Sunday 23 October 2016

Hari Kunzru on tolerance

I think that Hari Kunzru puts the case for tolerance and understanding very well in this recent article 

  Jonathan Franzen claimed he won’t write about race because of limited ‘firsthand experience’, while Lionel Shriver hopes objection to ‘cultural appropriation is a passing fad’. So should there be boundaries on what a novelist can write about?

 





Hari Kunzru

Clearly, if writers were barred from creating characters with attributes that we do not “own” (gender, ethnicity, sexual orientation, and so on), fiction would be impossible. Stories would be peopled by clones of the author. Since trespassing into otherness is a foundation of the novelist’s work, should we restrict ourselves in some way, so as to avoid doing violence to those who identify with our characters? The injunction to refrain from “cultural appropriation” sounds like a call for censorship, or at best a warning to self-censor, an infringement of the creative liberty to which so many surprising people profess themselves attached.
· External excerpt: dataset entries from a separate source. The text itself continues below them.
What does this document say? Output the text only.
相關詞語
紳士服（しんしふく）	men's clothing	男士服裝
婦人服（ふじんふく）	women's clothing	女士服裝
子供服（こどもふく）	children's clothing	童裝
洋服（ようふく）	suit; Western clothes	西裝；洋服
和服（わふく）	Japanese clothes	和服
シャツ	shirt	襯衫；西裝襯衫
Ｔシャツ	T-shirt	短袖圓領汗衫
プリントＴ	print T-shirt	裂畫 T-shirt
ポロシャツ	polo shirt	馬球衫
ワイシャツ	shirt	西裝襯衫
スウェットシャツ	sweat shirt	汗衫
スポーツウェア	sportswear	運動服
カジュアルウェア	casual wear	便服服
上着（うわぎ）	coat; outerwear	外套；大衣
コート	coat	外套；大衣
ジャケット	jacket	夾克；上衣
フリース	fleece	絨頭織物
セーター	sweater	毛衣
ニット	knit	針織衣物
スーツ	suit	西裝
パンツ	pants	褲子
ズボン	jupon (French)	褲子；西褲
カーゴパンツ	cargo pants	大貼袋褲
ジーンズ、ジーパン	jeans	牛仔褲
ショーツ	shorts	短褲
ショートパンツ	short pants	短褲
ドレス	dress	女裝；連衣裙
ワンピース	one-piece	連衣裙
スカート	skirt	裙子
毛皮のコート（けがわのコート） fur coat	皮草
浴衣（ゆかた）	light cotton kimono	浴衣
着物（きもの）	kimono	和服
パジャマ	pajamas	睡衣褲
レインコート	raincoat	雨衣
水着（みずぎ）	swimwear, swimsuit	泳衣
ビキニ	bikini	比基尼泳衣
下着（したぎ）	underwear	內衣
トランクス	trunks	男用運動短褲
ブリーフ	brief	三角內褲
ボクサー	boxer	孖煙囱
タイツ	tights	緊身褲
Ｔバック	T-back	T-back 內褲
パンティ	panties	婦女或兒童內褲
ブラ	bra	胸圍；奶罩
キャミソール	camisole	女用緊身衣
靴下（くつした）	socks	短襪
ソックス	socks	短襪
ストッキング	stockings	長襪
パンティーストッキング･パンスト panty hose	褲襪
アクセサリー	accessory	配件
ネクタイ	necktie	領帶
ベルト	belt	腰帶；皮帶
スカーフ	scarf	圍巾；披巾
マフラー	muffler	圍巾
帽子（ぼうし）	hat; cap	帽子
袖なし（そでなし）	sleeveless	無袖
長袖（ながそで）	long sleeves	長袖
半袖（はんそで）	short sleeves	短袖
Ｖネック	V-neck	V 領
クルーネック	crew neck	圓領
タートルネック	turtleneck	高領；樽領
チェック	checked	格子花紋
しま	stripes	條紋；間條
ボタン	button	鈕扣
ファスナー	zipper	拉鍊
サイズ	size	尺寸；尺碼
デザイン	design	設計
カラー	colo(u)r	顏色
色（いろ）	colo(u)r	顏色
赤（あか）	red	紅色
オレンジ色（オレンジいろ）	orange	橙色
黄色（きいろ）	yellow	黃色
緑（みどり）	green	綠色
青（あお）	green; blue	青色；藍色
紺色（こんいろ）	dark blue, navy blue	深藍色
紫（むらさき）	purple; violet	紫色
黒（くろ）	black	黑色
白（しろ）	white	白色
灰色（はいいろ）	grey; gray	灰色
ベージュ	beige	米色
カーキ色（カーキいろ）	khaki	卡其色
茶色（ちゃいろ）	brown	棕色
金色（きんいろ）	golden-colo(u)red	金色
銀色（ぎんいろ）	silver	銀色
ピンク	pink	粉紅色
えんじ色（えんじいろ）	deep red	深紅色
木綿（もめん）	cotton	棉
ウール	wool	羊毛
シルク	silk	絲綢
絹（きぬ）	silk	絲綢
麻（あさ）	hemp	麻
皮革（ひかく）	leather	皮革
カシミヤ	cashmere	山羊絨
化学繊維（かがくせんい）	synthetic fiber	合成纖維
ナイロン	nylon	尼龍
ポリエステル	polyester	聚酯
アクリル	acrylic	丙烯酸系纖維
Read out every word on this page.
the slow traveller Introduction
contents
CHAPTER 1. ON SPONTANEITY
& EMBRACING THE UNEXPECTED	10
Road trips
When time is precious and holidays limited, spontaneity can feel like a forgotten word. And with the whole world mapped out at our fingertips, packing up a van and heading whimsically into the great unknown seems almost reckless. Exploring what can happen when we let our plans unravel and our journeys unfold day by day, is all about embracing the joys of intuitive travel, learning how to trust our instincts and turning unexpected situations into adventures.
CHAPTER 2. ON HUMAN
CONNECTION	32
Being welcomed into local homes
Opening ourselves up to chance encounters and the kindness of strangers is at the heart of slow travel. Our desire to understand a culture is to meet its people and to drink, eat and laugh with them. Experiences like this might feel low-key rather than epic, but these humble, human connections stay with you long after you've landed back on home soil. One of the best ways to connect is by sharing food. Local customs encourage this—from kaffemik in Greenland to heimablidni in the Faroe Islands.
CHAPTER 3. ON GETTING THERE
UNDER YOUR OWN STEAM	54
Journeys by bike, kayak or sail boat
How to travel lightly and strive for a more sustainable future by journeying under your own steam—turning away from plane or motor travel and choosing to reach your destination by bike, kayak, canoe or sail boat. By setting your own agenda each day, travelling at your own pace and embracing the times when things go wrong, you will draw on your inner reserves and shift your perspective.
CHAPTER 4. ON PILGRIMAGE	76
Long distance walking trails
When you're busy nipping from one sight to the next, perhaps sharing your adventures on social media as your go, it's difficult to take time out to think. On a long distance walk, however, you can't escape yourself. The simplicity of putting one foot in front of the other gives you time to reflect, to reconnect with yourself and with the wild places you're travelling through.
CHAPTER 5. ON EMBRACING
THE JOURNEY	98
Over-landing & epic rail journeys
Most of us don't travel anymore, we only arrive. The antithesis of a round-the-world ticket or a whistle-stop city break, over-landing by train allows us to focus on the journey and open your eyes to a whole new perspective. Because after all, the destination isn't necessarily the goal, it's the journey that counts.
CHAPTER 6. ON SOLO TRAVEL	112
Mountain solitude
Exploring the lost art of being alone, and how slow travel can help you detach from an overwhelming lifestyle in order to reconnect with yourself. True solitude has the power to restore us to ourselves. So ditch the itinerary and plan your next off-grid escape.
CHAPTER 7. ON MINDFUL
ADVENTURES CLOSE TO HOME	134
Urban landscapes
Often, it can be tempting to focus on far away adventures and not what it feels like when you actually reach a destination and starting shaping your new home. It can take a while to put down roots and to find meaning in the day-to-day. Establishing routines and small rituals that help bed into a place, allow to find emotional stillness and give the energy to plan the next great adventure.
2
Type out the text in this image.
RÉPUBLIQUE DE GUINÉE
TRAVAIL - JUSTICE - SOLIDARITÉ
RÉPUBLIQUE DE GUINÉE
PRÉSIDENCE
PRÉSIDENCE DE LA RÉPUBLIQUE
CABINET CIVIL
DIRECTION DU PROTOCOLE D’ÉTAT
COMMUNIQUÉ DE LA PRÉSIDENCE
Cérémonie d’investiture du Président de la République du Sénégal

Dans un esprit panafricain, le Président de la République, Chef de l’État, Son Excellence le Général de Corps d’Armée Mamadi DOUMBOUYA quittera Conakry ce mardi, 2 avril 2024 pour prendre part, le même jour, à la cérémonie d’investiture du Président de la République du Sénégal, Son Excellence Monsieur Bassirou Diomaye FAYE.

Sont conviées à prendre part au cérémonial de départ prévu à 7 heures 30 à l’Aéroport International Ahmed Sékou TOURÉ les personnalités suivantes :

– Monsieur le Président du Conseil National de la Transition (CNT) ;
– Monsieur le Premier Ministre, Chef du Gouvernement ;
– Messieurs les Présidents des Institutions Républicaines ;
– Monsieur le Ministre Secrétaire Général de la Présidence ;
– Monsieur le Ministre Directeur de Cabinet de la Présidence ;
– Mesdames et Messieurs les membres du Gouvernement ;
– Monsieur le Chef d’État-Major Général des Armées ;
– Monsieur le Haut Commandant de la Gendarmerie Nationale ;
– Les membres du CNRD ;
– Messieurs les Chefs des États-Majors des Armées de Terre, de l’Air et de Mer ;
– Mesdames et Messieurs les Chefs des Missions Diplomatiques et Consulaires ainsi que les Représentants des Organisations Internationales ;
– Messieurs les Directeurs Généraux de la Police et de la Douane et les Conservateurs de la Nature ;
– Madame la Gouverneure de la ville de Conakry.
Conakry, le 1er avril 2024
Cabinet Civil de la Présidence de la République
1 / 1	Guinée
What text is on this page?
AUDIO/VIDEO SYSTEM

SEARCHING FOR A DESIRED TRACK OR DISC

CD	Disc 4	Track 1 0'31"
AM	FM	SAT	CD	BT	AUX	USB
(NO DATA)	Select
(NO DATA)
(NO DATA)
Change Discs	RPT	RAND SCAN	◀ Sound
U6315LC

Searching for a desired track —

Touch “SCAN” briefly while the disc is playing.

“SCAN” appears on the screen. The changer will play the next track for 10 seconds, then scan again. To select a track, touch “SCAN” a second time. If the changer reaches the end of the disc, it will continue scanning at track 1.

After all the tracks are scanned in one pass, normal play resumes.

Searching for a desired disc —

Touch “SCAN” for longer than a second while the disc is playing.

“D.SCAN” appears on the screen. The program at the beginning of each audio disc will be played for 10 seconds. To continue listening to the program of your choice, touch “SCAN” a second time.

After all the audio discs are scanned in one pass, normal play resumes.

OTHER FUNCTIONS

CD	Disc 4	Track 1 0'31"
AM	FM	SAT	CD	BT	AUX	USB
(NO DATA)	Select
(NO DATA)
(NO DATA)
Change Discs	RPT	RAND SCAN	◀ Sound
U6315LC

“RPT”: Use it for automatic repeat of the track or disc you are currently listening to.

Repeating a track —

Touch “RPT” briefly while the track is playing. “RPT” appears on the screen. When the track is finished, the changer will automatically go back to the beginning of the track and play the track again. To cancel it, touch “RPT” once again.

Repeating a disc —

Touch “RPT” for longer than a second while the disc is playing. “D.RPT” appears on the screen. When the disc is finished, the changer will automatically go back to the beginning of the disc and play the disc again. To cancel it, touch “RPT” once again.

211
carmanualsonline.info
It is true that the politics of offence are used to shut down dissident voices of all kinds, frequently in minority communities, and the understanding of culture as a type of property to which ownership can be definitively assigned is, at the very least, problematic. Should the artist go forth boldly, without fear? Of course, but he or she should also tread with humility. Note that I do not say, “with care”. I don’t believe any subject matter should a priori be off limits to anyone, or that harm necessarily flows from the kind of ventriloquism that all novelists perform. Quite the opposite. Attempting to think one’s way into other subjectivities, other experiences, is an act of ethical urgency. For those who have never experienced the luxury of normativity, the warm and fuzzy feeling of being the world’s default setting, humility in the face of otherness seems like a minimal demand. Yet it appears that for some, the call to listen before speaking, to refrain from asserting immediate authority, is so unfamiliar that it feels outrageous. I’m being silenced! My freedom is being abridged! Norm is unaccustomed to humility because he has grown up as master of the house. All the hats are his to wear. For the deviant others, who came in by the kitchen door, it has always been expected, even demanded.
Good writers transgress without transgressing, in part because they are humble about what they do not know. They treat their own experience of the world as provisional. They do not presume. They respect people, not by leaving them alone in the inviolability of their cultural authenticity, but by becoming involved with them. They research. They engage in reciprocal relationships. It does not seem like a particular infringement of liberty to pass through the world without being its owner, unless someone else is continually asserting property rights over the ground beneath your feet. The panicked tone of the accusations of censorship leads me to suspect that what is being asserted has little to do with artistic freedom per se, and everything to do with a bitter fight to retain normative status, and the privileges that flow from it. The solution is simple, my fearful friends. Give up. Accept that some things are not for you, and others are not about you. You will find you have lost nothing. It may even feel like a weight off your shoulders. Put down that burden and pull up a chair. You might hear something you haven’t heard before. You will, at least, hear some new stories.